A chegada do PT ao poder central e os efeitos de sua administração têm impactado tanto à direita quanto à esquerda. A direita política carece de argumentos para se opor ao governo pelo fato dele ter se apropriado do seu programa político, econômico e de reformas. A esquerda, que aparentemente estaria em uma condição mais favorável para se opor ao governo, também tem sido afetada pelas contradições desse processo - o que de certa forma é natural.
Em
geral, a grande maioria da esquerda brasileira não têm conseguido
opor um programa com consistência ou mesmo cravar uma oposição
consequente ao petismo. Se impressionam com a popularidade de seus
governos, se omitem de denunciar o real caráter dos programas
assistencialistas [1] e chegam até a
chamar voto em suas candidaturas alegando mal menor, entre outras
confusões.
Ainda
há tempo - não muito - para corrigir esses deslizes. A crise
capitalista que está mais evidente nos Estados Unidos e na Europa
deverá se aprofundar no próximo período. No Velho Mundo as massas
têm rompido com a socialdemocracia e, em alguns casos, questionado a
ordem política e econômica. O Brasil não passará incólume por
isso. A crise também se aprofundará por aqui e os ataques aos
trabalhadores devem iniciar a ruptura das massas com as lideranças
carismáticas petistas. Nesse contexto somente um programa e uma
oposição consequentes serão capazes de desvendar a farsa e
apresentar uma proposta alternativa ao povo brasileiro.
A
transformação e adaptação do PT
A
maioria da esquerda brasileira tem uma caracterização correta do
processo que levou à transformação do PT em um partido da ordem.

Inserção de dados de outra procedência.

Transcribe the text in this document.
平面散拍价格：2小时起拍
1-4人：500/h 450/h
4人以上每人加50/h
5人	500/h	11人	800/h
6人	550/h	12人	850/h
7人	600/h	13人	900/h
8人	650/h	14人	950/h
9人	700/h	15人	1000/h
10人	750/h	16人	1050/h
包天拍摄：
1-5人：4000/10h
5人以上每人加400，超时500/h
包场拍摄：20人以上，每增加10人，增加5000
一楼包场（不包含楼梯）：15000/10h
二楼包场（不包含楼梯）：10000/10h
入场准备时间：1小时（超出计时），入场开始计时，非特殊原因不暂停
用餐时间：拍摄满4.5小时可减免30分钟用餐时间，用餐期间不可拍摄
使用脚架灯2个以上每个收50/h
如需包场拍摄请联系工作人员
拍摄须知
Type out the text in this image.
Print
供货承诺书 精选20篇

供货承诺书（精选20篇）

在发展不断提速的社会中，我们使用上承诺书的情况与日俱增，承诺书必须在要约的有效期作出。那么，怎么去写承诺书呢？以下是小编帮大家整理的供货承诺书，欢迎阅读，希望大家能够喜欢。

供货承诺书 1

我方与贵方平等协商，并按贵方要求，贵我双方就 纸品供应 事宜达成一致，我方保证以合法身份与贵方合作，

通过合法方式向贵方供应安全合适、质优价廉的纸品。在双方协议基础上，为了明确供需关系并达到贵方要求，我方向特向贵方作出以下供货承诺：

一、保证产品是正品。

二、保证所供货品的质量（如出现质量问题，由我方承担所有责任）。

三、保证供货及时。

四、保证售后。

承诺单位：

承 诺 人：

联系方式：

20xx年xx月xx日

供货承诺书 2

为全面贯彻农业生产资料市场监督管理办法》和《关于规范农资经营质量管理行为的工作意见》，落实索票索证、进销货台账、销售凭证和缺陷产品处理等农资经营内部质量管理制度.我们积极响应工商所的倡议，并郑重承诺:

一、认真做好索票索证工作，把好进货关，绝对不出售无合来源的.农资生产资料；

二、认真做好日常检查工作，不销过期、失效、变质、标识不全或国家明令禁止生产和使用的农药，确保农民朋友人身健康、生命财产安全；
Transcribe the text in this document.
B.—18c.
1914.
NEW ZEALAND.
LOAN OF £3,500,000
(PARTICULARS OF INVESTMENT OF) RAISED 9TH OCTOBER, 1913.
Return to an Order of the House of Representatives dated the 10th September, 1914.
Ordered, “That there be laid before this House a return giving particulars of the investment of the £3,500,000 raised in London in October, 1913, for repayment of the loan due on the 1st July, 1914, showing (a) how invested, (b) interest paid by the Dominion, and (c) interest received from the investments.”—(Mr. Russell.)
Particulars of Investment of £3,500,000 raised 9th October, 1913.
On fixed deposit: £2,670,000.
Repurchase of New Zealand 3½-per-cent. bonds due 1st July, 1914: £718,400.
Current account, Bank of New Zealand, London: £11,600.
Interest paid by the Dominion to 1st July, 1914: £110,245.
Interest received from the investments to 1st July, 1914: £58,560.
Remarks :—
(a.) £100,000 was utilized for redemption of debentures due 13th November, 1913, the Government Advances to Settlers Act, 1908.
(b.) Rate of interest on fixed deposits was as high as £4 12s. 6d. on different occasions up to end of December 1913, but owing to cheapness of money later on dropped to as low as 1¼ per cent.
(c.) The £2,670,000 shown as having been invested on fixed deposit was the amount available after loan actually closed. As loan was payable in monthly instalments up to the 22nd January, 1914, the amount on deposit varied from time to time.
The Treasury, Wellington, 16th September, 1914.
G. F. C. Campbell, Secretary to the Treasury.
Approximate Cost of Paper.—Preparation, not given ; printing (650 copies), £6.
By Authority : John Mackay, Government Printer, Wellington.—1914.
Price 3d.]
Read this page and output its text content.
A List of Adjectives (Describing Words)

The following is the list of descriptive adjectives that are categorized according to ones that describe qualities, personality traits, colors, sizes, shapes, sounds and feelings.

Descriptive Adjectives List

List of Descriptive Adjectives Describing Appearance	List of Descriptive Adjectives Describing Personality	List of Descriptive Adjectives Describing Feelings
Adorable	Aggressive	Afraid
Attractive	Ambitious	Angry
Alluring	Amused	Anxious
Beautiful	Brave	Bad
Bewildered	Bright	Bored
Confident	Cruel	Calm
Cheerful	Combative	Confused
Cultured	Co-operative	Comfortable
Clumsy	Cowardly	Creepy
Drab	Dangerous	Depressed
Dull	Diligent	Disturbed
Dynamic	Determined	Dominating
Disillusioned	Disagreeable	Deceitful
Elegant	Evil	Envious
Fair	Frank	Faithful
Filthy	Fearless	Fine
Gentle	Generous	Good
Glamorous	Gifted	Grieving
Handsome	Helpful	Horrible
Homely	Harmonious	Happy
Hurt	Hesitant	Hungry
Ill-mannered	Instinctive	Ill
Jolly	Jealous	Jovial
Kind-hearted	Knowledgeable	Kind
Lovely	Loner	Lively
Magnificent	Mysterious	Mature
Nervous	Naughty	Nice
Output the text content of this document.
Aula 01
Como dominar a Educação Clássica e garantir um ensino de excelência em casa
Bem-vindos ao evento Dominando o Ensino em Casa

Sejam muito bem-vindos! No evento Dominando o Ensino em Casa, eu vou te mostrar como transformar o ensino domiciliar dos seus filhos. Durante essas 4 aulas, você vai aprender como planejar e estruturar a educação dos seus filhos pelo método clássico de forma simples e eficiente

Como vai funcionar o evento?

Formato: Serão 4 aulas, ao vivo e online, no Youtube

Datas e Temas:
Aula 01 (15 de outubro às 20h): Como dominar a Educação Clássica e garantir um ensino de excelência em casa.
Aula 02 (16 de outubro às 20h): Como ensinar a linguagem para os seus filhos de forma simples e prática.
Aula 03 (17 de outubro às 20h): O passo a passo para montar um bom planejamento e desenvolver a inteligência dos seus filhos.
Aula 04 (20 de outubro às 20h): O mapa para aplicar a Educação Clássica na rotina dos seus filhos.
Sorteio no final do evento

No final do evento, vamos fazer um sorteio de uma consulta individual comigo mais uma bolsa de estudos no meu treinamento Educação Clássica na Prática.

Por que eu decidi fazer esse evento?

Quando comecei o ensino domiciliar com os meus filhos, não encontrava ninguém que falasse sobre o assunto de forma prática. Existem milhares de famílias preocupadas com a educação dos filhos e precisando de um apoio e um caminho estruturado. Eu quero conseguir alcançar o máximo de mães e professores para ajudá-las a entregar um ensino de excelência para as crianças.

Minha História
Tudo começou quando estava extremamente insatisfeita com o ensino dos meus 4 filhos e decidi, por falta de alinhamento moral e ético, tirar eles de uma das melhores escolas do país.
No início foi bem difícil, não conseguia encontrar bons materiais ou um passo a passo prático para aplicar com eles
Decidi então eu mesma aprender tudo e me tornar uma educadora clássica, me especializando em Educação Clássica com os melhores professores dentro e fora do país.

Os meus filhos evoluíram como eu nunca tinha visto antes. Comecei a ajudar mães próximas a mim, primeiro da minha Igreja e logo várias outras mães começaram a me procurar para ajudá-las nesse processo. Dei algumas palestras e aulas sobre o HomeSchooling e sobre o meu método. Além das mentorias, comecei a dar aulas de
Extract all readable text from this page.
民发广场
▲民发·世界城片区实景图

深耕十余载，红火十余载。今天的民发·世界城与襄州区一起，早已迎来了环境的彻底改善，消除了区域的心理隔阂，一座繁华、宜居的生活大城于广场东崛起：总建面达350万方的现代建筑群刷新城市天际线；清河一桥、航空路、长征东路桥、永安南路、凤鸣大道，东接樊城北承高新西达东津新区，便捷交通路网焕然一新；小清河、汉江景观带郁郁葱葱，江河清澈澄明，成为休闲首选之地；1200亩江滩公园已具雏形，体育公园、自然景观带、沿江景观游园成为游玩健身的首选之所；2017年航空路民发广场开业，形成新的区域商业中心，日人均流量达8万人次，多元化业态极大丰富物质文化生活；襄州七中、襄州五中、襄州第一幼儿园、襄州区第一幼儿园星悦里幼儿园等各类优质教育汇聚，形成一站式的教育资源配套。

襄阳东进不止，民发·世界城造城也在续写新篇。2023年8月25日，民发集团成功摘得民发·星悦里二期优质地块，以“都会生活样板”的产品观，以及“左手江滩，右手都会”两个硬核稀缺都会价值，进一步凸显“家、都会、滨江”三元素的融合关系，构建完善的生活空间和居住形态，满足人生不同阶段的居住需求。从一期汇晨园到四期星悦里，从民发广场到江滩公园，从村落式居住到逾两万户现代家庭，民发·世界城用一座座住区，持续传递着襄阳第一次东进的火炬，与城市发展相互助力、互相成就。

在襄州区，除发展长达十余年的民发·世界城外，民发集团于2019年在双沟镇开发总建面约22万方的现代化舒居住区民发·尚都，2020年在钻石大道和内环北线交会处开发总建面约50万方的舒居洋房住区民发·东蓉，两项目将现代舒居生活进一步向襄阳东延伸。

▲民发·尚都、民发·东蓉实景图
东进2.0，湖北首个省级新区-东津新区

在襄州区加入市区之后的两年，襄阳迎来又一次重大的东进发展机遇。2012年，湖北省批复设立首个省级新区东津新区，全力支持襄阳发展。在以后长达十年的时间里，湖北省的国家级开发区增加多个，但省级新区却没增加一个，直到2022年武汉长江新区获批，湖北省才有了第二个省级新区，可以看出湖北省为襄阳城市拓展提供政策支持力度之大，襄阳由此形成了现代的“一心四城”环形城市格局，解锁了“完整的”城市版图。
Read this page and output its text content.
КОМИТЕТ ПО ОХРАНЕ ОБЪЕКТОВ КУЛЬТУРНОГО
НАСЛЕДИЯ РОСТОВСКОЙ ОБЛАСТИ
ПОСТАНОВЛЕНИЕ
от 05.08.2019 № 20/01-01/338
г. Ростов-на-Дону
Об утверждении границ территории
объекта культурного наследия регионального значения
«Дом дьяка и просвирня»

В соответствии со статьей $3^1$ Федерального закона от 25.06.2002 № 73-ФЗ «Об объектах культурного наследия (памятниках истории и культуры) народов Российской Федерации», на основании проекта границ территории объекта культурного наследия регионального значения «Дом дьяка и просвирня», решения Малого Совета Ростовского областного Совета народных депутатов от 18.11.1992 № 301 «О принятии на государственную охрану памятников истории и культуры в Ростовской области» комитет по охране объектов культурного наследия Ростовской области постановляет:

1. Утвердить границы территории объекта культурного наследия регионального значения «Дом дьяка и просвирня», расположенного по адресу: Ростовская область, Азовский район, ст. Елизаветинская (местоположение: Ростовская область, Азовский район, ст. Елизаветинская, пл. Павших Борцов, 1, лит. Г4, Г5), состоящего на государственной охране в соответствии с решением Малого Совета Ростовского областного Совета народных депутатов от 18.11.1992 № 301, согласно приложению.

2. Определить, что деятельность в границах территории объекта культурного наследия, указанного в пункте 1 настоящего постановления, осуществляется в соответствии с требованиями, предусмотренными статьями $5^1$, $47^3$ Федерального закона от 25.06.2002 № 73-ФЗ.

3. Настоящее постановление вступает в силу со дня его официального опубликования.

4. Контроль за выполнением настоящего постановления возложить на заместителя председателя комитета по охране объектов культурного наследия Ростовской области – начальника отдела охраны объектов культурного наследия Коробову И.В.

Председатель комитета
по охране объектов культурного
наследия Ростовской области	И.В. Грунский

Mas compreender esse processo é importante não apenas para não
repetir a História mas para fazer uma oposição consequente aos
seus governos.
De
forma resumida pode-se dizer que há elementos objetivos e subjetivos
que contribuíram para a adaptação do PT à ordem e que inclusive
há uma interação dialética entre eles.
Nascido
em meio às lutas contra a ditadura militar e as grandes greves
operárias o PT nunca foi um partido antisistema strictu sensu. Mesmo
em sua fase mais radical nunca passou de um partido majoritariamente
reformista. Esse elemento subjetivo, aparentemente inofensivo em uma
olhada apressada, possibilitou a eclosão do elemento objetivo
acomodação. Afinal, se a reforma do existente é o horizonte qual
seria o problema de se inserir na ordem? Logo os companheiros foram
se tornando consultores de empresas, empresários, gestores de fundos
de pensão, etc.
Percebe-se
que o processo de adaptação é mais longo e complexo não se
limitando ao simples "tocar o poder". Obviamente não se
pode excluir desse processo o impacto da queda dos regimes do chamado
socialismo real, outro elemento objetivo que afetou diretamente o
subjetivo, pois reforçou ainda mais as posições reformistas no
interior do partido.
Mas
há outro elemento objetivo fundamental a ser considerado: as
mudanças no interior do sistema capitalista nas últimas décadas
que tornaram as reformas em seu interior inviáveis.
Foram
as mudanças na base produtiva do sistema que levaram à adoção da
gestão neoliberal do capitalismo em detrimento da vertente
keynesiana com a consequente financerização da economia, ampliação
da forma mercadoria e rebaixamento e exclusão dos direitos sociais.
Logo,
quando o PT chegou ao poder central nem ele e nem o capitalismo eram
mais os mesmos. Seus dirigentes já estavam acomodados e com
interesses comuns com o sistema, além de encontrarem-se enredados em
sua complexa teia de relações sócio-econômicas. O capitalismo não
era mais reformável e as lideranças petistas não estavam mais
dispostas ao reformismo, uma vez que isso significava enfrentar a si
próprios. Essa combinação ajuda a compreender a aparente mudança
meteórica de posição de seus quadros políticos.
Mais
do que colaboração de classes
Conforme
os "companheiros" foram galgando postos na hierarquia foram
não apenas se descolando das bases e se aproximando das classes
dominantes como desenvolvendo interesses próprios de outro setor
social.
Convertidos
em consultores, empresários, gestores de fundos de pensão, etc,
passaram a ganhar com a especulação, com a dívida pública e até
com as privatizações - onde são sócios das grandes corporações.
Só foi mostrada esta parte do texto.